Tom Finnerty18 Apr, 2021 2 Min Read
Another solution in search of a problem.

The CBC has gotten their hands on a copy of the Conservative Party of Canada's all new Climate Change plan, and boy are they excited:

After years of criticizing the Liberal carbon tax, the Conservative party is proposing a climate plan that also puts a price on carbon for consumers.... Under [Erin] O'Toole's plan... Canadians would pay a carbon levy, initially amounting to $20 per tonne of greenhouse gas emissions, every time they buy hydro-carbon based fuels, such as gas.... The Conservative party's carbon price... would increase over time to reach a maximum of $50 per tonne.

For comparison, Trudeau's carbon tax structure (not counting the Clean Fuel Standard, a second carbon tax in all but name) has the tax increasing $10 each year until it reaches $170 per ton in 2030.

The other notable provision of the plan is, frankly, bizarre.

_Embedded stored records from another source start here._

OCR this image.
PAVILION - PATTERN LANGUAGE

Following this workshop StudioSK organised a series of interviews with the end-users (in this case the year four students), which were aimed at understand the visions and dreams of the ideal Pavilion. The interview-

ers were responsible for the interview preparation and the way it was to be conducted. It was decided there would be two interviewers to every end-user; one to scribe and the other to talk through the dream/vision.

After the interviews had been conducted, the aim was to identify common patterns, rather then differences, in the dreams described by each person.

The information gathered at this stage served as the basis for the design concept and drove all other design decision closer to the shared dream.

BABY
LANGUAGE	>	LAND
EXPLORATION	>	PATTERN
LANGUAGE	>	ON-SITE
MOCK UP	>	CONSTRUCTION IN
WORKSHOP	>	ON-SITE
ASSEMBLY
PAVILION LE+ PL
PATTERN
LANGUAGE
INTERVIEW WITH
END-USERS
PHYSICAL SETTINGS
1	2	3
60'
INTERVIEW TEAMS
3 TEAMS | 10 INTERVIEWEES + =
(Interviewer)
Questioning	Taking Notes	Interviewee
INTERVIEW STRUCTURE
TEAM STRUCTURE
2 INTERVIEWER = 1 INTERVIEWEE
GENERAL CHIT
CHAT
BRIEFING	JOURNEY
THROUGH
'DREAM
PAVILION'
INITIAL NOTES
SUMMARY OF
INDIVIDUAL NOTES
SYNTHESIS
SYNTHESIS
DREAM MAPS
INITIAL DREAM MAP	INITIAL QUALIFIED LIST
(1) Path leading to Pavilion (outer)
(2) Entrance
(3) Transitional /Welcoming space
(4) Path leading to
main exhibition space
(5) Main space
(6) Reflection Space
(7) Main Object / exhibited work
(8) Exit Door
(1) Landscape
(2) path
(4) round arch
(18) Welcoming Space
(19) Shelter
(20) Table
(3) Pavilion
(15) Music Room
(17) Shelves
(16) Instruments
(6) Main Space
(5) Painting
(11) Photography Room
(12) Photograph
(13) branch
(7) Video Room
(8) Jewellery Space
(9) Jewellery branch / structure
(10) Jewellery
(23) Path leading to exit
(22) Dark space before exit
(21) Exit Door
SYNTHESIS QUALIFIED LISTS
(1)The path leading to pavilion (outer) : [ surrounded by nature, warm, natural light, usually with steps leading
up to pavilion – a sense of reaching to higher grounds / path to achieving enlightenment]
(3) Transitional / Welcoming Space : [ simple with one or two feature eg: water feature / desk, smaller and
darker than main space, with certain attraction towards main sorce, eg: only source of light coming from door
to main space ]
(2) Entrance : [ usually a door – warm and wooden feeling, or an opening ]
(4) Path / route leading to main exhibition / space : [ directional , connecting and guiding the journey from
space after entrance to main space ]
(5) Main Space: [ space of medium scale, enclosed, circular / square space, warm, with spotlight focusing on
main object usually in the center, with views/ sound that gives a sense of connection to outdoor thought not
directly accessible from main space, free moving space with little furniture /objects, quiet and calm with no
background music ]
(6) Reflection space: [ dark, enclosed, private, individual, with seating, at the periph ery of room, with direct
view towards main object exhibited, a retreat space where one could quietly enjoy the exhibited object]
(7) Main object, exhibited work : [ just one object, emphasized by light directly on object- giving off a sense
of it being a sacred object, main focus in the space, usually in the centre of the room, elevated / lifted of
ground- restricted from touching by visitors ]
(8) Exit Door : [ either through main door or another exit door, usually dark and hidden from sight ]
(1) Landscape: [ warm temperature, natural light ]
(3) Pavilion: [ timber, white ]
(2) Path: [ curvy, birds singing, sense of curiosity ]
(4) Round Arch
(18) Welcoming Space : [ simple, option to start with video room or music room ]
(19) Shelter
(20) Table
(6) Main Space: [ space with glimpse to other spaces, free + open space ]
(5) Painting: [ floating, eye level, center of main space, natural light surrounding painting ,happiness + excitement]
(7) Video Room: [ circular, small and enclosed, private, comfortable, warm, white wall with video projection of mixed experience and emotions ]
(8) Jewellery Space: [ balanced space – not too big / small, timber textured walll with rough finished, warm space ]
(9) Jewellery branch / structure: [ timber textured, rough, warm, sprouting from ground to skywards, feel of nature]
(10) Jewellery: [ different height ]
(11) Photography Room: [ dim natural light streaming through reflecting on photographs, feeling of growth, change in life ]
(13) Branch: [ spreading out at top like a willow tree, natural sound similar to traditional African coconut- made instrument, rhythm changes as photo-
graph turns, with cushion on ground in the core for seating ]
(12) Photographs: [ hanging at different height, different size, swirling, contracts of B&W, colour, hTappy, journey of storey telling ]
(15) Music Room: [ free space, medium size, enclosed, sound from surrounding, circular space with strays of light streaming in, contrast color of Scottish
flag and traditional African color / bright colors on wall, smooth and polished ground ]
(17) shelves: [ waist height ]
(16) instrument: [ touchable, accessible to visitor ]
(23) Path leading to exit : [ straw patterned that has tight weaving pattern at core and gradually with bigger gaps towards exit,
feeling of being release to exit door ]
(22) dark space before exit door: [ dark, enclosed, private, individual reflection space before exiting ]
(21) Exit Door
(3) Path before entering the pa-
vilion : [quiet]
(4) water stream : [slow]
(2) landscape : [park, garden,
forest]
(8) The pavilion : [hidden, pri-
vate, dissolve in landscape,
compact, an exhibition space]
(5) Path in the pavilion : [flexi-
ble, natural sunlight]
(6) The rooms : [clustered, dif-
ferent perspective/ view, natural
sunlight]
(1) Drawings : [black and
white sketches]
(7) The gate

In the Liberal scheme, Canadians can have their carbon tax expenditures (the direct ones, not the indirect, cost of living ones) rebated back to them at tax time (more or less -- what would be the point if some of that money wasn't skimmed off the top?). In O'Toole's plan, tax revenue would be diverted directly into a "personal low carbon savings account" established for every Canadian, which could be accessed for expenditures "that help them live a greener life."

This reminds me of the old joke that a camel is a horse designed by a committee. "Personal low carbon savings accounts" are a camel if ever I saw one, and they'd be a nightmare to administer.

But that aside, is the 'Carbon Tax, but cheaper' play a wise one for O'Toole's Conservatives? Some smart politicos think so. Here, for instance, is Matt Gurney arguing that Canadians want to feel like their government is addressing climate change, but don't really want it to affect their lives in any way. In that case, a cheaper carbon tax might do the trick -- assuaging the consciences of enough voters in the eastern half of the country to make Erin O'Toole prime minister.

But I find Dan McTeague more convincing. By McTeague's reckoning, the O'Toole plan wouldn't merely cost the CPC a few  points of support out west, it would decrease their support in Ontario -- the big fish -- by as much as 10 percent! After all, Ontario made Doug Ford premier just three years ago on the strength of his opposition to the carbon tax. For every voter in the Greater Toronto Area who might give the CPC a second thought based on this plan, two or three more in the rest of the province might just stay home, disgusted.

That's just another way of saying 'Trudeau Majority."

Tom Finnerty writes from New England and Ontario.